Good faith as commercial default Current commercial AI agents are oriented toward usefulness — toward signal transmission rather than motivated rejection. There is no identity to defend and no social stake in the outcome. Under this orientation, intelligence functions as intended: expanding effective channel capacity, detecting and correcting errors, requesting clarification when the signal is ambiguous. The good faith precondition for error recovery is satisfied, and the full diagnostic protocol is operational. This is a commercial default, not a natural property. It reflects the current incentive structure of AI development — systems are built to be useful. The orientation is not inherent and is not guaranteed. Sycophancy — biasing outputs toward what the user wants to hear rather than what is accurate — is a form of goal misalignment that degrades the channel from the inside. The system optimises for approval rather than signal fidelity. The same framework applies: sycophancy is detectable as systematic Dim 2 (Resolution) distortion — resolution reduced to match the user's prior — and Dim 4 (Type Separation) distortion — the user's preference treated as ground truth.
The adversarial exception Good faith is the default, not a guarantee — from either direction. Externally, prompt injection, jailbreaking, and adversarial inputs constitute bad faith communication directed at an AI agent. These exploit the same dimensional pathologies: Dim 2 (Resolution) attacks — adversarial examples that cross decision boundaries; Dim 1 (Span) attacks — queries in domains with poor coverage to induce hallucination; Dim 5 (Context Stack) attacks — nested contexts designed to cause bleed between system prompt and user input; and Dim 4 (Type Separation) attacks — instructions formatted as descriptions. Internally, reward hacking and mode collapse can produce goal misalignment that mimics bad faith — the model optimising for a proxy rather than the intended objective. The defence mirrors the human case: richer representation, not more intelligence.

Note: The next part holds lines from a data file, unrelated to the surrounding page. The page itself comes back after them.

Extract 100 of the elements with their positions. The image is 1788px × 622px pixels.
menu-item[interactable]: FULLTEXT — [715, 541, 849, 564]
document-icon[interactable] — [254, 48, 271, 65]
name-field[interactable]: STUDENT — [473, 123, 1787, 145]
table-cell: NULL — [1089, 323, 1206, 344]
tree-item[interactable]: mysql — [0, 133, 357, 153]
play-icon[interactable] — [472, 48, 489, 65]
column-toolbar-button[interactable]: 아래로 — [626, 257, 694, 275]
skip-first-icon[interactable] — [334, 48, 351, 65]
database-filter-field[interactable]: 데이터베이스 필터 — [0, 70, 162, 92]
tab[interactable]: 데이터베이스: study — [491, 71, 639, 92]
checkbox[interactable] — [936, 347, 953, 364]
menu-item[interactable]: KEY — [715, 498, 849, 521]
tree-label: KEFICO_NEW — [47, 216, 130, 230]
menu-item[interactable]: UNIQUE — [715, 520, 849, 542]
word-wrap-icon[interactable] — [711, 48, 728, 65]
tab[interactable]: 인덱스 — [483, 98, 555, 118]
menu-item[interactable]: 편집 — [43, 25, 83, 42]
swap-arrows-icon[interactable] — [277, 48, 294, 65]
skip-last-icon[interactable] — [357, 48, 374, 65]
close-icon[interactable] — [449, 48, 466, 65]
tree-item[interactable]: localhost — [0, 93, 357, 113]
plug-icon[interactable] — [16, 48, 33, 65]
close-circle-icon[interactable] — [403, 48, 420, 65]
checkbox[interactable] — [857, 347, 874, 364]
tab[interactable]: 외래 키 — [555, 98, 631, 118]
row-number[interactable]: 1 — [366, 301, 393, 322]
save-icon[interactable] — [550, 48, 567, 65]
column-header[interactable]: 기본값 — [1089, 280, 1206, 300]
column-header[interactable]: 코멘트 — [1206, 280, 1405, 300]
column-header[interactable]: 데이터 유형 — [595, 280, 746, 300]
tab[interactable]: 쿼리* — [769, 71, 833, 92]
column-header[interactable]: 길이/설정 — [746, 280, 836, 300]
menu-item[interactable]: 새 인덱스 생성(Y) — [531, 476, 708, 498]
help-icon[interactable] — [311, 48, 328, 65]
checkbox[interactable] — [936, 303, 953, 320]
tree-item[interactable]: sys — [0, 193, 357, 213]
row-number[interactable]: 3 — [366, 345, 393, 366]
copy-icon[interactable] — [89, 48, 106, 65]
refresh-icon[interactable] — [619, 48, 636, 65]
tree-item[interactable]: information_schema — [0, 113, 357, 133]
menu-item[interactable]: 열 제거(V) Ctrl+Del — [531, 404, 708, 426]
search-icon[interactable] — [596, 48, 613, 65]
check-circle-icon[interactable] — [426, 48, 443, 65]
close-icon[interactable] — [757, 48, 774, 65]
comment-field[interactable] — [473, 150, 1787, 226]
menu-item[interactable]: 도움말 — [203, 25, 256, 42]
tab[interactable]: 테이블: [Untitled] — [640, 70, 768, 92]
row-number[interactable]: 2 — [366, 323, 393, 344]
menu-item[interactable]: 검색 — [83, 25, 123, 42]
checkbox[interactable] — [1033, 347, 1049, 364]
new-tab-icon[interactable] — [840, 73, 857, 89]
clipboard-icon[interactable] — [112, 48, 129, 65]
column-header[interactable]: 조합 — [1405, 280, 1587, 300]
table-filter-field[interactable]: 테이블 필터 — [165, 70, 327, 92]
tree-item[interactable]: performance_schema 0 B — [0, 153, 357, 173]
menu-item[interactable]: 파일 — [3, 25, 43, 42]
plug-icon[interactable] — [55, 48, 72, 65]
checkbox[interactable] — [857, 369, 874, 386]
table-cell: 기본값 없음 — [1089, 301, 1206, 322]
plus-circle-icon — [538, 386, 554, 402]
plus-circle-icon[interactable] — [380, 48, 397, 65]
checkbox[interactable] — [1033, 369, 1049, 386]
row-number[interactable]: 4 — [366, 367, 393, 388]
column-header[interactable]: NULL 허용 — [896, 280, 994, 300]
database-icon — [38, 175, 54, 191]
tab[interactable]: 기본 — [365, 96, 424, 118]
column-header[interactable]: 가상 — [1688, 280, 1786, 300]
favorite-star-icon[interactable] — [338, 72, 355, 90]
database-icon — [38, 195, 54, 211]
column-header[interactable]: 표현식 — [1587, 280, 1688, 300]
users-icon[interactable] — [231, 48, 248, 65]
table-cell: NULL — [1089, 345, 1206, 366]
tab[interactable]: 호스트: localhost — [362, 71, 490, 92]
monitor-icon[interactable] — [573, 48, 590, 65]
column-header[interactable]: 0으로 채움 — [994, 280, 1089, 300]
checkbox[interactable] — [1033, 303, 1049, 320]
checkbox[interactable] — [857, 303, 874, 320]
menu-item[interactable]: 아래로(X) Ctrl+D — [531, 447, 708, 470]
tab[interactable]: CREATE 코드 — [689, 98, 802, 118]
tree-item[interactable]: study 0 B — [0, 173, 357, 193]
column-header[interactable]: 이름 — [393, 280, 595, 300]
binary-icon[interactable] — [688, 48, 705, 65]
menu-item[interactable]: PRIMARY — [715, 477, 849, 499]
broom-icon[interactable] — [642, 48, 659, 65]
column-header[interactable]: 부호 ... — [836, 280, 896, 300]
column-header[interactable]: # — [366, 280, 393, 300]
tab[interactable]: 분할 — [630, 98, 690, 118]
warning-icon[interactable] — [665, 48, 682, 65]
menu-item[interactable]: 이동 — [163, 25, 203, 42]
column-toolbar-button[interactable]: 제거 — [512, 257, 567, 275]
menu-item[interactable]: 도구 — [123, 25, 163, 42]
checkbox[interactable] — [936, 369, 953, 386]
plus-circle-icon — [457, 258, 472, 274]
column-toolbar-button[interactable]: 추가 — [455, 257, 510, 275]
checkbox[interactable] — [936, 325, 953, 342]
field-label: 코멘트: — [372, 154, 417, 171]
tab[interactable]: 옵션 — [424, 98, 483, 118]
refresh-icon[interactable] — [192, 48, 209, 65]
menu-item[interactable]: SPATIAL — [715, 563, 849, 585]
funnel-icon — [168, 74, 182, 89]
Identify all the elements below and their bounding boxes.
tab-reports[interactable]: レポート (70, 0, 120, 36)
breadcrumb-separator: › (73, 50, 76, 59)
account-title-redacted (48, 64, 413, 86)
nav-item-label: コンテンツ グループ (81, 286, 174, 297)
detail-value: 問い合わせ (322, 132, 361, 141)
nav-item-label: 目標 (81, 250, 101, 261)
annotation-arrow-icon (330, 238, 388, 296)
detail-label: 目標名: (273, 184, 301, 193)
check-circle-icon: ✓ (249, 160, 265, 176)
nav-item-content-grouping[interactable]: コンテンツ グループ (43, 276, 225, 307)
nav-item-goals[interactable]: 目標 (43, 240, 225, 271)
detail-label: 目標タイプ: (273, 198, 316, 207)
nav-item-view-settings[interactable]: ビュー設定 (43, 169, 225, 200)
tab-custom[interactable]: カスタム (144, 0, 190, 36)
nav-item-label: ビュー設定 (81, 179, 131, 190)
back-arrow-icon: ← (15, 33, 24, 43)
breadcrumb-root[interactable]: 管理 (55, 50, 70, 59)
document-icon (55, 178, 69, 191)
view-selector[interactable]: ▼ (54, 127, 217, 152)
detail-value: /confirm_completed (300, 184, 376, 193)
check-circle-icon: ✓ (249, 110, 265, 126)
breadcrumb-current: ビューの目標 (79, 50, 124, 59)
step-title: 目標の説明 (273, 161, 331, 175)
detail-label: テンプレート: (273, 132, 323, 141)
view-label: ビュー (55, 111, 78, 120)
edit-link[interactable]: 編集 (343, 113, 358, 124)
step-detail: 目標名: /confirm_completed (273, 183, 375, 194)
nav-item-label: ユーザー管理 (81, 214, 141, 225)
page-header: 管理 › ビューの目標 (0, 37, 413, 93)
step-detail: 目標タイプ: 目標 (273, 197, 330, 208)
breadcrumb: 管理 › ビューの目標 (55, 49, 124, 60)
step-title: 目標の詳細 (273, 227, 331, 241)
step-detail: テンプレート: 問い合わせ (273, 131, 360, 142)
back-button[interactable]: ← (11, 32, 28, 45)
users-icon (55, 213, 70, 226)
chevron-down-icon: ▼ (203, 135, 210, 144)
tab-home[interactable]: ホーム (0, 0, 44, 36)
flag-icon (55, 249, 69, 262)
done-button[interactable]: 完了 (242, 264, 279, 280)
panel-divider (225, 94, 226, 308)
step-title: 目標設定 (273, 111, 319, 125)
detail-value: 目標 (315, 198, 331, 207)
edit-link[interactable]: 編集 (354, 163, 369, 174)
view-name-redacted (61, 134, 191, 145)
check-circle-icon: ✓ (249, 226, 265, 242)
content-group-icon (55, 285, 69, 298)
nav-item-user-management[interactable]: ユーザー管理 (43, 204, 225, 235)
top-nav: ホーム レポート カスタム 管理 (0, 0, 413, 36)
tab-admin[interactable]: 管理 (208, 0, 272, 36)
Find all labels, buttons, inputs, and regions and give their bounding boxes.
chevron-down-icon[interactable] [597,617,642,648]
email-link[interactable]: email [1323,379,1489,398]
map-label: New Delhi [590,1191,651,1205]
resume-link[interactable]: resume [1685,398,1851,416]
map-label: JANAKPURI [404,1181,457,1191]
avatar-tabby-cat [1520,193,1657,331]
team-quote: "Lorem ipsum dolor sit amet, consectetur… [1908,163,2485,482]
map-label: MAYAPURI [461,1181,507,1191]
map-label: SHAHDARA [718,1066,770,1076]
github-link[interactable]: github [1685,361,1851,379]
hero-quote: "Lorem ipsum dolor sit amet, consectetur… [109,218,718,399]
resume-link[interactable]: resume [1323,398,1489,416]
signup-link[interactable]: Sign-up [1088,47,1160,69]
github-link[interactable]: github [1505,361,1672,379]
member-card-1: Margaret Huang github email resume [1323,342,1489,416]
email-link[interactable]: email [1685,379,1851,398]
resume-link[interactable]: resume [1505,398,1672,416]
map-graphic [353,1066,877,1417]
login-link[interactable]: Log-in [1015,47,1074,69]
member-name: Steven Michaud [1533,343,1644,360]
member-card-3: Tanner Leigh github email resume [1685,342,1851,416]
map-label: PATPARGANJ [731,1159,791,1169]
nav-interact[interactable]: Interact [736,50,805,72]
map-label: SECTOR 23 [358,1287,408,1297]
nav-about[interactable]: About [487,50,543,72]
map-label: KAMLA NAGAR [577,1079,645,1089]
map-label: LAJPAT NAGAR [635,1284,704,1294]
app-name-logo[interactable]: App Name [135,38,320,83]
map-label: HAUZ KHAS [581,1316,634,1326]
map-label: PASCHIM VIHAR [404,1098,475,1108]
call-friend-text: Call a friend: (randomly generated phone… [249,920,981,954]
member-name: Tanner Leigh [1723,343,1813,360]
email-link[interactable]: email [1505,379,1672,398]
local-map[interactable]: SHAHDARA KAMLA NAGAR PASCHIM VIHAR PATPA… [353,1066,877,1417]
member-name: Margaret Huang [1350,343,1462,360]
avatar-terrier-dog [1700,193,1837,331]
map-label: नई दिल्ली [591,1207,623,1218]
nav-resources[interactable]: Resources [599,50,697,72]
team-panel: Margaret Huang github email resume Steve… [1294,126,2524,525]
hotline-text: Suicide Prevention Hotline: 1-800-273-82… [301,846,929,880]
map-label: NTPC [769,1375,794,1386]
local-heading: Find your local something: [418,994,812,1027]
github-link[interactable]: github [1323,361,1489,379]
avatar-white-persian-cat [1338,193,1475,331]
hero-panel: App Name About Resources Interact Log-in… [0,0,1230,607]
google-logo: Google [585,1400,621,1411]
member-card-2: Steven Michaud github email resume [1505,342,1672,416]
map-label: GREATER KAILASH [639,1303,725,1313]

Type separation (Dim 4) — distinguishing instructions from descriptions, system context from user context — is the primary defence against prompt injection, just as it is the primary defence against is-ought smuggling in human discourse. The framework predicts that alignment is fundamentally a representation problem (building type-tagged, grade-aware, high-resolution conceptual structure) rather than an intelligence problem (building faster processing).
The convergence: Human and AI communication failures are structurally identical — they share the same six-dimensional pathology space. The critical difference is the default orientation. Human public discourse fails primarily because intelligence is deployed as error amplification rather than error recovery. AI agent communication fails primarily because representational capacity is lost to compression. The human failure is social. The AI failure is engineering. The framework diagnoses both using the same dimensions, but the intervention is different: for humans, establish good faith to unlock error recovery; for AI, measure and match dimensional profiles to maximise channel capacity. In both cases, the fix is never "more intelligence." It is always richer, better-structured representation.